Lanetleri Kopyalayabilirim Novel Oku
66 66. Kaçınılmaz Kader – 4
Orion'un sorusunu duyunca Miira'nın yüzünde kaşları çatıldı. Orion'un ona bu gizemli soruyu neden sorduğunu bilmese de, ona cevap vermeden önce bir süre daha düşündü.
Orion'a bakarak, “Bunu neden sorduğunu bilmiyorum” dedi. “Ama annem bu dünyada kader ya da kısmet diye bir şey olmadığını söyledi. Ne yaparsan yap eninde sonunda kaderin olur. Yani bu mantığa göre senin sorunun aptalca olduğunu düşünüyorum. Sıra sana gelince ölürsün, gelirse yaşarsın. bu kadar basit değil.”
Söylediği sözler o kadar derindi ki Orion hiçbir şey anlamadı. Son bölümde söylediklerine pek anlam veremiyordu.

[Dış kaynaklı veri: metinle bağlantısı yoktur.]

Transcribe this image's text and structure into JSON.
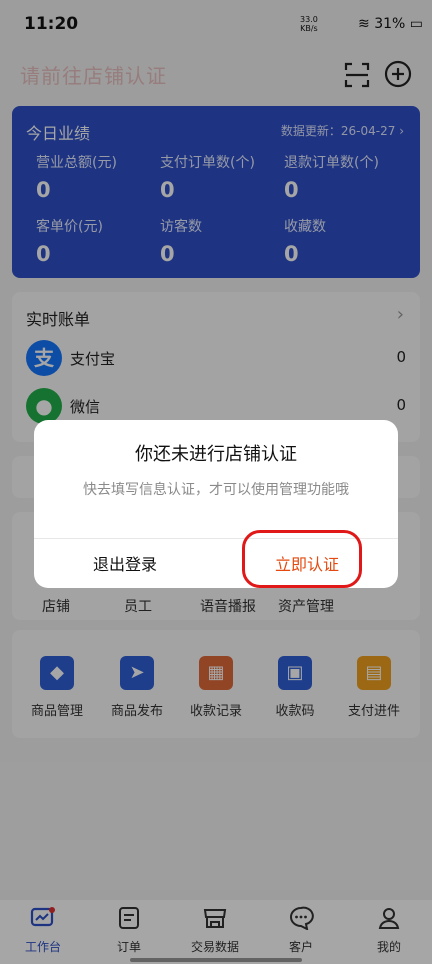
{
  "status": {
    "time": "11:20",
    "net_speed": "33.0",
    "net_unit": "KB/s",
    "battery": "31%"
  },
  "header": {
    "title": "请前往店铺认证",
    "scan_icon": "scan-icon",
    "add_icon": "plus-circle-icon"
  },
  "today": {
    "title": "今日业绩",
    "update": "数据更新：26-04-27",
    "metrics": [
      {
        "label": "营业总额(元)",
        "value": "0"
      },
      {
        "label": "支付订单数(个)",
        "value": "0"
      },
      {
        "label": "退款订单数(个)",
        "value": "0"
      },
      {
        "label": "客单价(元)",
        "value": "0"
      },
      {
        "label": "访客数",
        "value": "0"
      },
      {
        "label": "收藏数",
        "value": "0"
      }
    ]
  },
  "bill": {
    "title": "实时账单",
    "rows": [
      {
        "name": "支付宝",
        "amount": "0",
        "icon": "alipay-icon",
        "color": "#1677ff",
        "glyph": "支"
      },
      {
        "name": "微信",
        "amount": "0",
        "icon": "wechat-icon",
        "color": "#22b04a",
        "glyph": "●"
      }
    ]
  },
  "tools_row1": [
    {
      "label": "店铺"
    },
    {
      "label": "员工"
    },
    {
      "label": "语音播报"
    },
    {
      "label": "资产管理"
    }
  ],
  "tools_row2": [
    {
      "label": "商品管理",
      "icon": "tag-icon",
      "color": "#2e60d8",
      "glyph": "◆"
    },
    {
      "label": "商品发布",
      "icon": "send-icon",
      "color": "#2e60d8",
      "glyph": "➤"
    },
    {
      "label": "收款记录",
      "icon": "grid-icon",
      "color": "#e06a3a",
      "glyph": "▦"
    },
    {
      "label": "收款码",
      "icon": "qr-code-icon",
      "color": "#2e60d8",
      "glyph": "▣"
    },
    {
      "label": "支付进件",
      "icon": "briefcase-icon",
      "color": "#f0a020",
      "glyph": "▤"
    }
  ],
  "dialog": {
    "title": "你还未进行店铺认证",
    "message": "快去填写信息认证，才可以使用管理功能哦",
    "logout": "退出登录",
    "certify": "立即认证"
  },
  "nav": [
    {
      "label": "工作台",
      "icon": "workbench-icon",
      "glyph": "📈",
      "active": true
    },
    {
      "label": "订单",
      "icon": "order-icon",
      "glyph": "▭",
      "active": false
    },
    {
      "label": "交易数据",
      "icon": "store-icon",
      "glyph": "⌂",
      "active": false
    },
    {
      "label": "客户",
      "icon": "chat-icon",
      "glyph": "◌",
      "active": false
    },
    {
      "label": "我的",
      "icon": "user-icon",
      "glyph": "♙",
      "active": false
    }
  ]
}
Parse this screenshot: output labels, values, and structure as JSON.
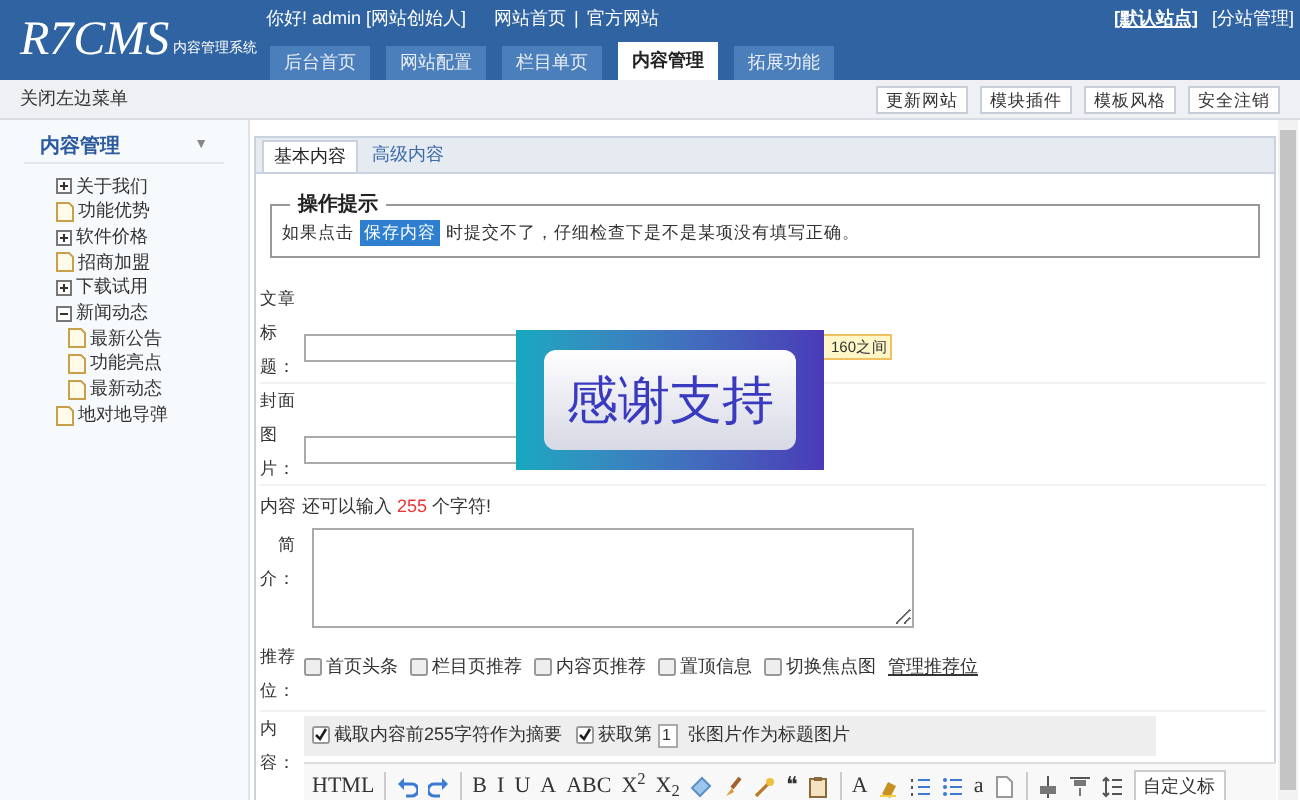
{
  "header": {
    "logo": "R7CMS",
    "subtitle": "内容管理系统",
    "greeting": "你好! admin [网站创始人]",
    "links": [
      {
        "label": "网站首页"
      },
      {
        "label": "|"
      },
      {
        "label": "官方网站"
      }
    ],
    "site_links": [
      {
        "label": "[默认站点]",
        "selected": true
      },
      {
        "label": "[分站管理]",
        "selected": false
      }
    ],
    "tabs": [
      {
        "label": "后台首页",
        "selected": false
      },
      {
        "label": "网站配置",
        "selected": false
      },
      {
        "label": "栏目单页",
        "selected": false
      },
      {
        "label": "内容管理",
        "selected": true
      },
      {
        "label": "拓展功能",
        "selected": false
      }
    ]
  },
  "toolbar": {
    "toggle": "关闭左边菜单",
    "buttons": [
      "更新网站",
      "模块插件",
      "模板风格",
      "安全注销"
    ]
  },
  "sidebar": {
    "title": "内容管理",
    "caret": "▼",
    "items": [
      {
        "label": "关于我们",
        "kind": "folder",
        "expanded": false
      },
      {
        "label": "功能优势",
        "kind": "page"
      },
      {
        "label": "软件价格",
        "kind": "folder",
        "expanded": false
      },
      {
        "label": "招商加盟",
        "kind": "page"
      },
      {
        "label": "下载试用",
        "kind": "folder",
        "expanded": false
      },
      {
        "label": "新闻动态",
        "kind": "folder",
        "expanded": true,
        "children": [
          {
            "label": "最新公告",
            "kind": "page"
          },
          {
            "label": "功能亮点",
            "kind": "page"
          },
          {
            "label": "最新动态",
            "kind": "page"
          }
        ]
      },
      {
        "label": "地对地导弹",
        "kind": "page"
      }
    ]
  },
  "content_tabs": [
    {
      "label": "基本内容",
      "selected": true
    },
    {
      "label": "高级内容",
      "selected": false
    }
  ],
  "tip": {
    "legend": "操作提示",
    "before": "如果点击",
    "button": "保存内容",
    "after": "时提交不了，仔细检查下是不是某项没有填写正确。"
  },
  "form": {
    "title": {
      "label": "文章标题：",
      "tooltip": "160之间"
    },
    "cover": {
      "label": "封面图片："
    },
    "summary": {
      "label_top": "内容",
      "hint": "还可以输入 **255** 个字符!",
      "label": "简介："
    },
    "recommend": {
      "label": "推荐位：",
      "options": [
        {
          "label": "首页头条",
          "checked": false
        },
        {
          "label": "栏目页推荐",
          "checked": false
        },
        {
          "label": "内容页推荐",
          "checked": false
        },
        {
          "label": "置顶信息",
          "checked": false
        },
        {
          "label": "切换焦点图",
          "checked": false
        }
      ],
      "manage_link": "管理推荐位"
    },
    "content": {
      "label": "内容：",
      "auto_summary": {
        "label": "截取内容前255字符作为摘要",
        "checked": true
      },
      "fetch_image": {
        "label": "获取第",
        "checked": true
      },
      "image_index": "1",
      "image_suffix": "张图片作为标题图片"
    },
    "editor_tools": [
      {
        "kind": "text",
        "label": "HTML"
      },
      {
        "kind": "sep"
      },
      {
        "kind": "undo"
      },
      {
        "kind": "redo"
      },
      {
        "kind": "sep"
      },
      {
        "kind": "text",
        "label": "B"
      },
      {
        "kind": "text",
        "label": "I"
      },
      {
        "kind": "text",
        "label": "U"
      },
      {
        "kind": "text",
        "label": "A"
      },
      {
        "kind": "text",
        "label": "ABC"
      },
      {
        "kind": "text",
        "label": "X$^{2}$"
      },
      {
        "kind": "text",
        "label": "X$_{2}$"
      },
      {
        "kind": "eraser"
      },
      {
        "kind": "brush"
      },
      {
        "kind": "wand"
      },
      {
        "kind": "text",
        "label": "❝"
      },
      {
        "kind": "paste"
      },
      {
        "kind": "sep"
      },
      {
        "kind": "text",
        "label": "A"
      },
      {
        "kind": "highlight"
      },
      {
        "kind": "ol"
      },
      {
        "kind": "ul"
      },
      {
        "kind": "text",
        "label": "a"
      },
      {
        "kind": "page"
      },
      {
        "kind": "sep"
      },
      {
        "kind": "align"
      },
      {
        "kind": "valign"
      },
      {
        "kind": "lineheight"
      }
    ],
    "heading_select": "自定义标"
  },
  "popup": {
    "text": "感谢支持"
  }
}
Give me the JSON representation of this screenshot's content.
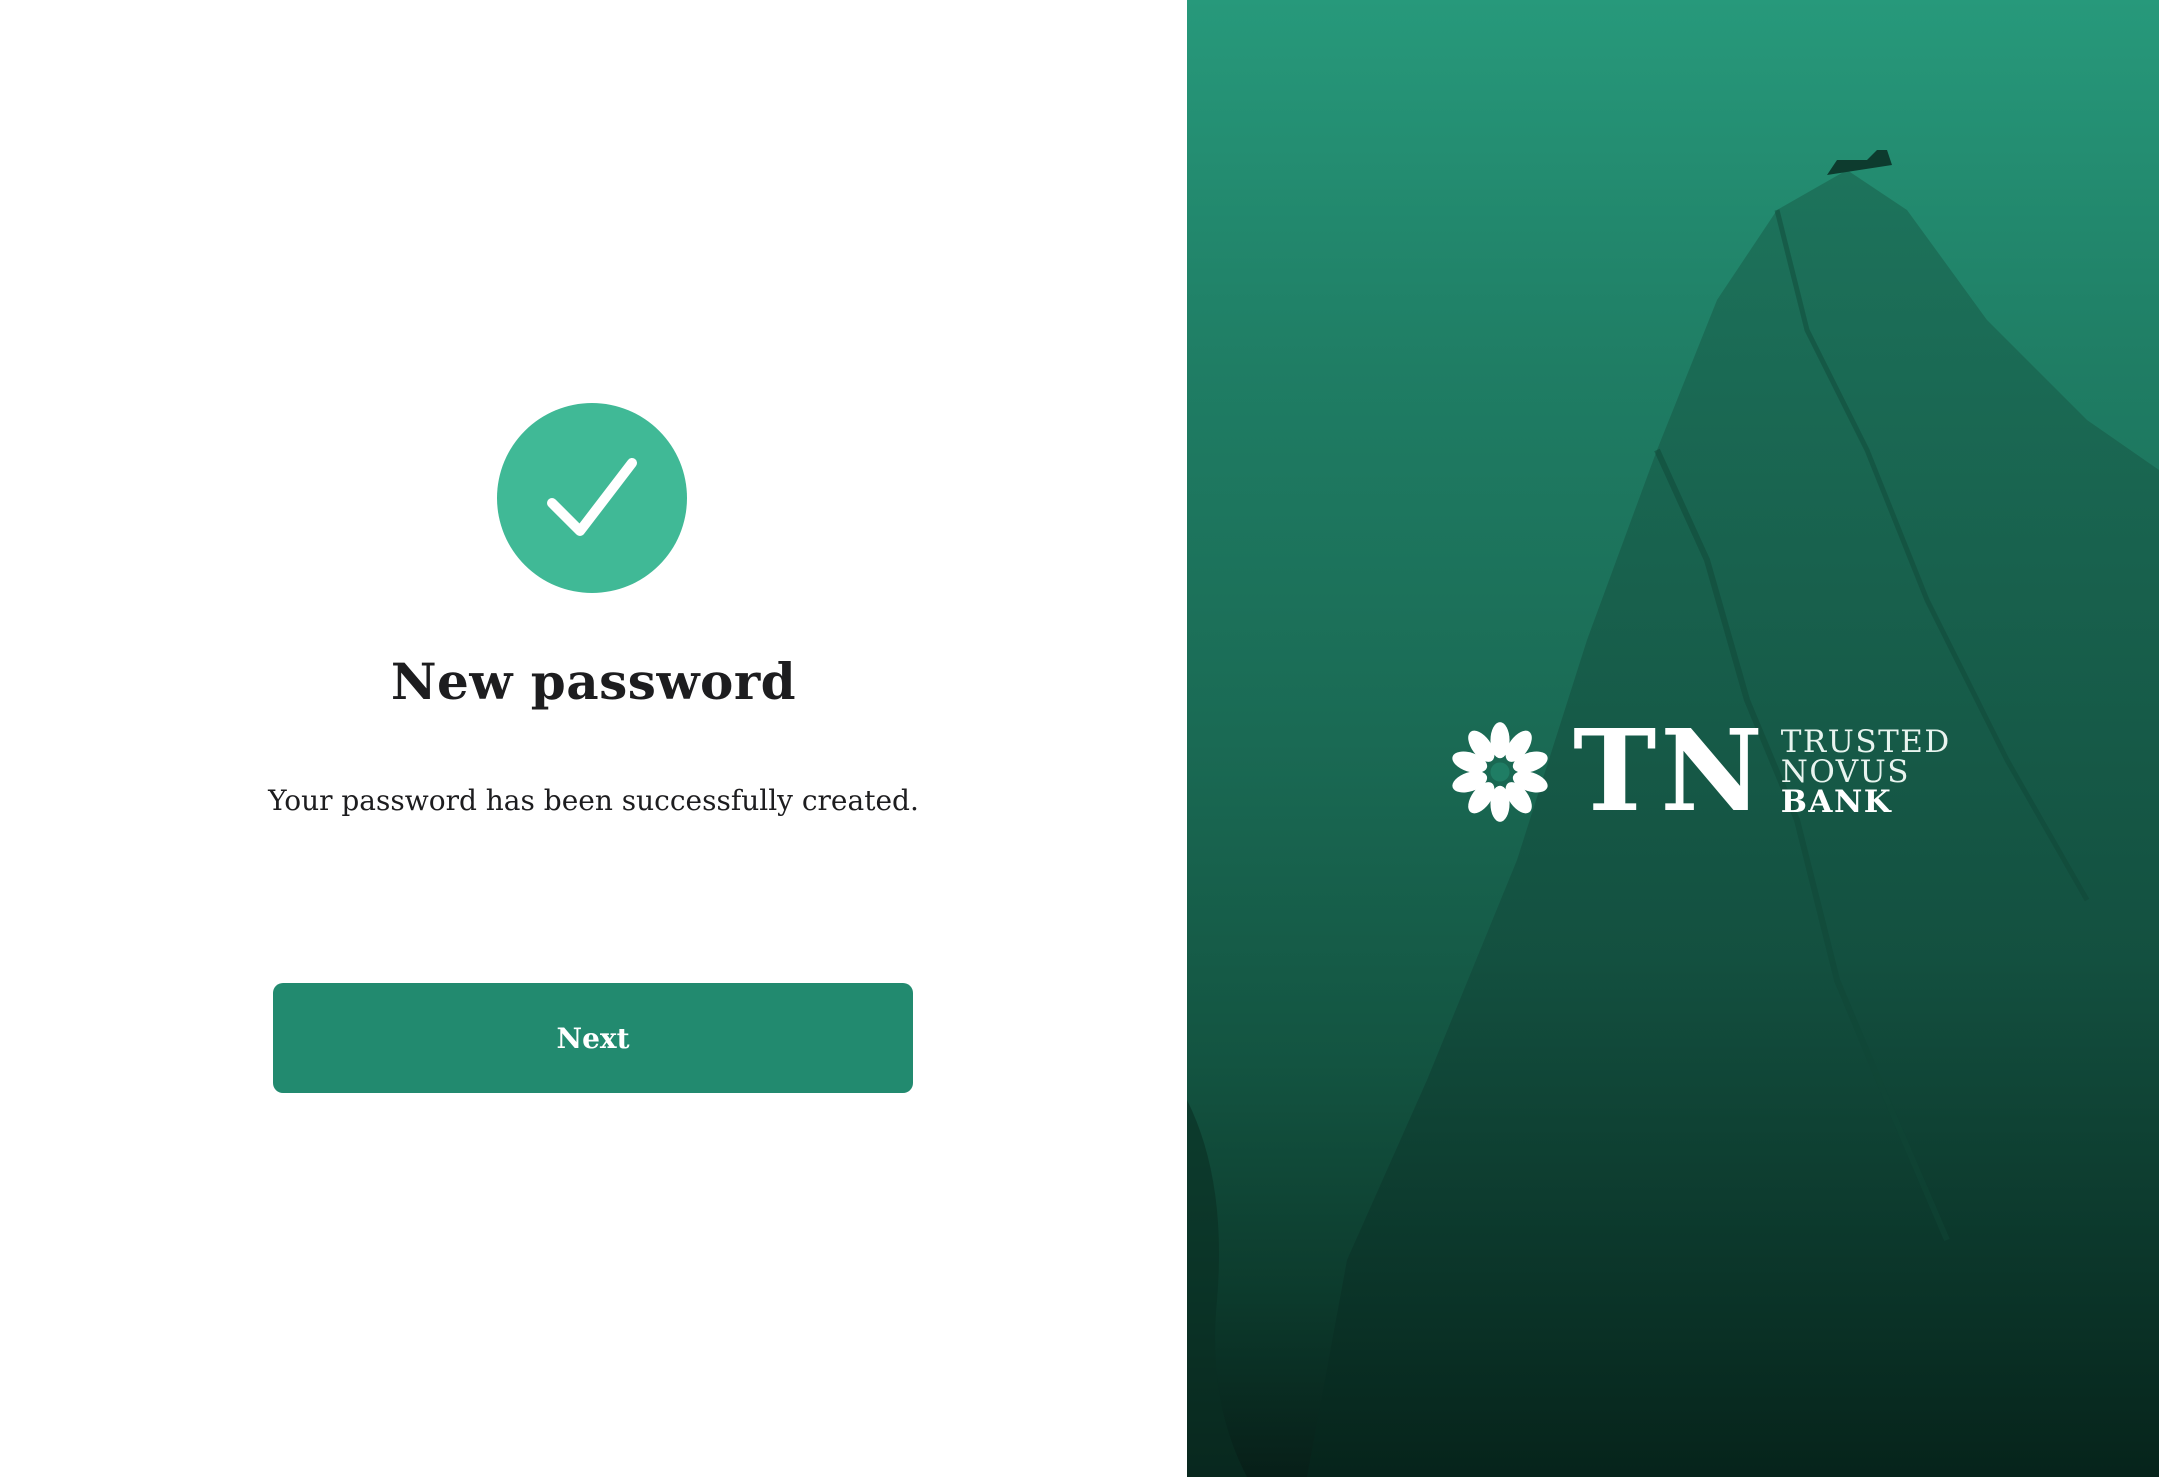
{
  "content": {
    "title": "New password",
    "message": "Your password has been successfully created.",
    "next_label": "Next"
  },
  "brand": {
    "monogram": "TN",
    "words": [
      "TRUSTED",
      "NOVUS",
      "BANK"
    ]
  },
  "icons": {
    "success": "check-icon",
    "logo": "flower-logo-icon"
  },
  "colors": {
    "success_badge": "#40b996",
    "button": "#228a6f",
    "panel_top": "#27997b",
    "panel_bottom": "#071f18",
    "text": "#1d1d1f"
  }
}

'Sıra bana gelirse ölürüm; Değilse de yaşarım.'
Ama o zaten bir kez ölmüştü. Peki bu ne anlama geliyordu? Ölme sırası gelmişti ya da… gitmişti.
“Neden bu soruyu sordun?” Miira, Orion'un sözleri üzerinde bu kadar derinlemesine düşündüğünü gördükten sonra sordu. “Öleceğini mi sanıyorsun?”
Orion ona baktı, cevap vermeye hazırlanırken vücudu aniden parçalara ayrıldı ve ona kan ve parça parça yağmur yağdı.
“Ah!”
Hala onun durduğu pozisyona bakıyordu ama kanla ıslanmış gözleri dehşetle doluydu. Bunun olduğuna inanamıyordu. Az önce onunla konuşuyordu ama şimdi gitmişti.
“Demek siz karıncaların saklandığı yer burası. Beklemekten sıkılmaya başlamıştım, o yüzden düşündüm ki, neden size bir sürpriz vermeyeyim? Beğendiniz mi?”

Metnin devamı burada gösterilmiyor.